Introduction

Consider a scenario where you have a dynamic website, to which you want to apply a theme built by a web designer. The web designer is not familiar with the technology behind the dynamic website, and so has supplied a static HTML wireframe of the site. This consists of an HTML file with more-or-less semantic markup, one or more style sheets, and perhaps some other resources like images or JavaScript files.

Using Diazo, you could apply this theme to your dynamic website as follows:

  1. Identify the placeholders in the theme file that need to be replaced with dynamic elements. Ideally, these should be clearly identifiable, for example with a unique HTML id attribute.
  2. Identify the corresponding markup in the dynamic website. Then write a "replace" or "copy" rule using Diazo's rules syntax that replaces the theme's static placeholder with the dynamic content.
  3. Identify markup in the dynamic website that should be copied wholesale into the theme. CSS and JavaScript links in the <head /> are often treated this way. Write an Diazo "append" or "prepend" rule to copy these elements over.
  4. Identify parts of the theme and/or dynamic website that are superfluous. Write an Diazo "drop" rule to remove these elements.

The rules file is written using a simple XML syntax. Elements in the theme and "content" (the dynamic website) can be identified using CSS3 or XPath selectors.

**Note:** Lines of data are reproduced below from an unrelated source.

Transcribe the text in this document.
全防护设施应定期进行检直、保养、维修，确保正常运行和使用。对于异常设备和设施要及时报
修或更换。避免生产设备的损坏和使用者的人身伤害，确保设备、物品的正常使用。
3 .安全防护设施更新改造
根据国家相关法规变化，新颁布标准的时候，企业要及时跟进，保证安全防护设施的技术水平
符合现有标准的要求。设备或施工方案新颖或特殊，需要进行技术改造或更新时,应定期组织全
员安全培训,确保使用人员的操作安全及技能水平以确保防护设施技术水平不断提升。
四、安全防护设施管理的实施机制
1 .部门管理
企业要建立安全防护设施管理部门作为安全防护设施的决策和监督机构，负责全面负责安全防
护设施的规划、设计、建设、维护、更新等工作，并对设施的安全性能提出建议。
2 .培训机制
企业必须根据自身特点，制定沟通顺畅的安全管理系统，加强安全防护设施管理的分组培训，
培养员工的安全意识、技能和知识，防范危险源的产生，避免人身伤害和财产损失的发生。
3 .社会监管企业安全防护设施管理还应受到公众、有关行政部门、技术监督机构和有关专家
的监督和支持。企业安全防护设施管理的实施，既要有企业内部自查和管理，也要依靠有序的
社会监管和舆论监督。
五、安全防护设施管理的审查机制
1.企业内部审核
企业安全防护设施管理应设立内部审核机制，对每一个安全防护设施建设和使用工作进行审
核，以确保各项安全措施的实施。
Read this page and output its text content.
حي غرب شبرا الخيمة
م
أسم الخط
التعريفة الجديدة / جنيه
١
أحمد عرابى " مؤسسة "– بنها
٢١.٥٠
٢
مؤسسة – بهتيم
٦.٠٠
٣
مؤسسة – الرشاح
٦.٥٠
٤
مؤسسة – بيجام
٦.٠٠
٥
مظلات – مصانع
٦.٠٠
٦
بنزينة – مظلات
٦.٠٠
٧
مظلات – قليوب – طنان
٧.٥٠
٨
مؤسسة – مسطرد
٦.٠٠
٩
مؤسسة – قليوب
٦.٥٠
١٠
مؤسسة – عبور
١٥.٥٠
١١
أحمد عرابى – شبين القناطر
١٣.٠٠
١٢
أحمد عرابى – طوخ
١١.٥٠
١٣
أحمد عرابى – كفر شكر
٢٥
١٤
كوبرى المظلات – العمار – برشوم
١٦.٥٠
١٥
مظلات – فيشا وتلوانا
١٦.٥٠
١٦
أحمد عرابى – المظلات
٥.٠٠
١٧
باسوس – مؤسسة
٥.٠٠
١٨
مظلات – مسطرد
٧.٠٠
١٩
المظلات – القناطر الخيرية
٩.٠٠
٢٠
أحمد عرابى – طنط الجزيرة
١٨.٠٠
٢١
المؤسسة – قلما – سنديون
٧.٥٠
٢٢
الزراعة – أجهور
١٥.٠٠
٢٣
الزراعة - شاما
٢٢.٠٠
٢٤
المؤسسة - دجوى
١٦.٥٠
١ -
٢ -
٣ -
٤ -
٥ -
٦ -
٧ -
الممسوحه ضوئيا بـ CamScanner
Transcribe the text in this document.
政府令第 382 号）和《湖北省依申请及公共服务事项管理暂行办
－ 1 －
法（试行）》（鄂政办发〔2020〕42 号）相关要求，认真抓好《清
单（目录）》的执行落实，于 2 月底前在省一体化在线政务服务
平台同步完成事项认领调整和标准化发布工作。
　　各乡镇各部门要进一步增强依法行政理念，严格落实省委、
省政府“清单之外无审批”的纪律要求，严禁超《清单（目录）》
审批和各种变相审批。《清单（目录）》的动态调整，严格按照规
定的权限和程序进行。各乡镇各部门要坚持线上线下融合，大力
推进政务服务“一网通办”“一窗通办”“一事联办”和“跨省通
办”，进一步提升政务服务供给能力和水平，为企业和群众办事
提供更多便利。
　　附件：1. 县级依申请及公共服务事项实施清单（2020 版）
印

Once you have a theme HTML file and a rules XML file, you compile these using the Diazo compiler into a single XSLT file. You can then deploy this XSLT file with your application. An XSLT processor (such as mod_transform in Apache) will then transform the dynamic content from your website into the themed content your end users see. The transformation takes place on-the-fly for each request.

Bear in mind that:

  • You never have to write, or even read, a line of XSLT (unless you want to).
  • The XSLT transformation that takes place for each request is very fast.
  • Static theme resources (like images, stylesheets or JavaScript files) can be served from a static webserver, which is normally much faster than serving them from a dynamic application.
  • You can leave the original theme HTML untouched, which makes it easier to re-use for other scenarios. For example, you can stitch two unrelated applications together by using a single theme file with separate rules files. This would result in two compiled XSLT files. You could use location match rules or similar techniques to choose which one to invoke for a given request.

We will illustrate how to set up Diazo for deployment later in this guide.